2. Present ranking of search results
3. Search results clicked on by user
The combination of 2 and 3 cannot provide full training data order which is needed to apply the full SVM algorithm. Instead, it provides a part of the ranking information of the training data. So the algorithm can be slightly revised as follows.

 $$\begin{align}
& \text{minimize } V(\vec w, \vec \xi) = {1 \over 2} \vec w \cdot \vec w + \text{constant} \cdot \sum \xi_{i,j,k} \\[6pt]
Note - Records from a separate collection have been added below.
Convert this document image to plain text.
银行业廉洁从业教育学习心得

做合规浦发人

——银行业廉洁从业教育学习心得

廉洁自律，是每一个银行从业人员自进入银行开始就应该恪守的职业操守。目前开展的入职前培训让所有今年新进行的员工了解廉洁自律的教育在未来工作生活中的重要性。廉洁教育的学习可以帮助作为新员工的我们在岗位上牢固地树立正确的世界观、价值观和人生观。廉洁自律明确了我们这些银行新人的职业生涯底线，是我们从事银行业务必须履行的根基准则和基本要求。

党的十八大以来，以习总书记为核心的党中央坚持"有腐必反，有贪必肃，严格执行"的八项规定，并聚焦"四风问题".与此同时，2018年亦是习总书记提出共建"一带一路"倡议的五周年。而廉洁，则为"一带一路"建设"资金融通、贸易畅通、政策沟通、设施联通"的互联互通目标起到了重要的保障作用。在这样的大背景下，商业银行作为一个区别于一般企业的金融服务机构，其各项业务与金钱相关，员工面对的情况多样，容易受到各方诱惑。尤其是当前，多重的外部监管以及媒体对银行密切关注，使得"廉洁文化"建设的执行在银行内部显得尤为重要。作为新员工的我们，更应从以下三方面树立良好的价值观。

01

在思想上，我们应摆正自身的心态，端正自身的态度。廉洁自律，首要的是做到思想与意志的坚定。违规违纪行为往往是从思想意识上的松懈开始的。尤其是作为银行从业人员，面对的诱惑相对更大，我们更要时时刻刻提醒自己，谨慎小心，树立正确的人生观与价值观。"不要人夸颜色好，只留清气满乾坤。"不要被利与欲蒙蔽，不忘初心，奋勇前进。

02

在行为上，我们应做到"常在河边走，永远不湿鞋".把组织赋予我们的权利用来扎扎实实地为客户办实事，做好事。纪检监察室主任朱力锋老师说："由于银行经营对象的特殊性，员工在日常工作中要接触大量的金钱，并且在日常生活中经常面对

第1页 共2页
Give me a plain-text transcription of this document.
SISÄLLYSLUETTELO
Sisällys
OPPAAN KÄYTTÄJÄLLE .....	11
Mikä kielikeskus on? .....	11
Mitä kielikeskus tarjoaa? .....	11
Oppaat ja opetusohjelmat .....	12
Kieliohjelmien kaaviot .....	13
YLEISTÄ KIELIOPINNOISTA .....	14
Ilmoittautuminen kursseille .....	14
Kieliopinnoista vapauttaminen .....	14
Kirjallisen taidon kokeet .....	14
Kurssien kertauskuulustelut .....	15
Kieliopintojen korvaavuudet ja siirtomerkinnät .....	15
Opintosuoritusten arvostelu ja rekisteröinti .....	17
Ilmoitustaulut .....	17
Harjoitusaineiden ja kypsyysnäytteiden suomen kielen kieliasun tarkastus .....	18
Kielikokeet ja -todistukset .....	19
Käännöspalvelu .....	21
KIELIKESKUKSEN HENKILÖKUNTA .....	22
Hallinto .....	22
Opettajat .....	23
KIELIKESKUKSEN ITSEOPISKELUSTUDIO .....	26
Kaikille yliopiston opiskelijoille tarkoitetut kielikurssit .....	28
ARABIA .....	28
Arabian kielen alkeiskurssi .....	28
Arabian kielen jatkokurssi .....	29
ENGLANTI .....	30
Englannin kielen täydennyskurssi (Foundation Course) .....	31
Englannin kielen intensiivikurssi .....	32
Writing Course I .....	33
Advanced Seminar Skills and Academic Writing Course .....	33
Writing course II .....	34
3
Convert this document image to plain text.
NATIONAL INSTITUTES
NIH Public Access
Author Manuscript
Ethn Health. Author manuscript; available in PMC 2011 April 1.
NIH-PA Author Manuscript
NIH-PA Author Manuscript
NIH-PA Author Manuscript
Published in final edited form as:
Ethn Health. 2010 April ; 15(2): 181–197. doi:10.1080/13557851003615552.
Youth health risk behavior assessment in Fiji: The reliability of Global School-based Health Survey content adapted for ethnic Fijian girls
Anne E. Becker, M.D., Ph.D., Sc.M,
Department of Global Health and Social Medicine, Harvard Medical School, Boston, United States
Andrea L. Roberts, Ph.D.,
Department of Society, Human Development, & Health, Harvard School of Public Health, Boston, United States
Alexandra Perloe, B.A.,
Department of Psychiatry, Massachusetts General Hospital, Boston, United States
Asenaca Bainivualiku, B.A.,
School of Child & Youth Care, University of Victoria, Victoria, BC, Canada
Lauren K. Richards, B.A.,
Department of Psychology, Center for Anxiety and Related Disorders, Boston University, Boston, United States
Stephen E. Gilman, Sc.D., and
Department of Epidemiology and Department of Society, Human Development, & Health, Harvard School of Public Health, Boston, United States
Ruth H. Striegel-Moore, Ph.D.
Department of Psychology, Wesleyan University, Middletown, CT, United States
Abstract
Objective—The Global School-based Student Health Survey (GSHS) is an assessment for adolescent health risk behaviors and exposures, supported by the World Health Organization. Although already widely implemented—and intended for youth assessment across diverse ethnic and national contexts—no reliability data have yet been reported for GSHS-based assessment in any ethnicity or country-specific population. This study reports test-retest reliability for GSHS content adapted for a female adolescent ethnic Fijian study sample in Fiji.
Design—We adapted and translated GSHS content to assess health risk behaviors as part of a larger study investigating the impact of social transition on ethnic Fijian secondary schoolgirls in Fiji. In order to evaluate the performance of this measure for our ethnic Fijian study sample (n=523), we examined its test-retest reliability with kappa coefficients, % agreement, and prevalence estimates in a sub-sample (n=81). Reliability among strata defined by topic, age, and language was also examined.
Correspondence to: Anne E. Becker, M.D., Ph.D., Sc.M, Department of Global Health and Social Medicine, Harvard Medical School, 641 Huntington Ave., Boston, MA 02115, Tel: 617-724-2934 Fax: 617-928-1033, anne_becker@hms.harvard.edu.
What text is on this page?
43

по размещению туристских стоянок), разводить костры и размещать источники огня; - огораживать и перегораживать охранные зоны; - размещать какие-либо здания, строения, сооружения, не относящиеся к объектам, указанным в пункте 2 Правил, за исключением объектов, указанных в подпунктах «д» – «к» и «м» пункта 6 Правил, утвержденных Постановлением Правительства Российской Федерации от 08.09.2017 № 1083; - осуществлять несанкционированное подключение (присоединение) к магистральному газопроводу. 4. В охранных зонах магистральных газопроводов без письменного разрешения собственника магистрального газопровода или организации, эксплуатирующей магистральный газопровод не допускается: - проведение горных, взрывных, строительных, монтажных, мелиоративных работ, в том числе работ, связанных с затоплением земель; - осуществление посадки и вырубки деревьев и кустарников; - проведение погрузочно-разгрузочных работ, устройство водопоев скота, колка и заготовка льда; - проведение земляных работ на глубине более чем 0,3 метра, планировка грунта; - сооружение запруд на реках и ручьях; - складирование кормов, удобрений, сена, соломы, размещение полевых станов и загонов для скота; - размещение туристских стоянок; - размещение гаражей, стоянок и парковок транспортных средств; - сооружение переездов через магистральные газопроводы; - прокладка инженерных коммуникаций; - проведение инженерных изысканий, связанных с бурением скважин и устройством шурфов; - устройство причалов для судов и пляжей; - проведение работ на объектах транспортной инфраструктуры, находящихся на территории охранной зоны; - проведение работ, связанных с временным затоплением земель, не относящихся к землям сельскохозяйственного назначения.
& \text{subject to} \\[6pt]
& \begin{array}{l}
 \forall \xi_{i,j,k} \geqq 0\\
 \forall (c_i, c_j)\in r_k'\\
 \vec w (\Phi(q_1,c_i)-\Phi(q_1,c_j)) \geqq 1- \xi_{i,j,1};\\
 \,\,\, \vdots \\
 \vec w (\Phi(q_n,c_i)-\Phi(q_n,c_j)) \geqq 1- \xi_{i,j,n};\\
\text{where }\ k \in \left \{ 1,2,\ldots,n \right \},\ i,j \in \left \{ 1,2,\ldots \right \}.
 \end{array}
\end{align}$$

The method $r'$ does not provide ranking information of the whole dataset, it's a subset of the full ranking method. So the condition of optimization problem becomes more relax compared with the original Ranking-SVM.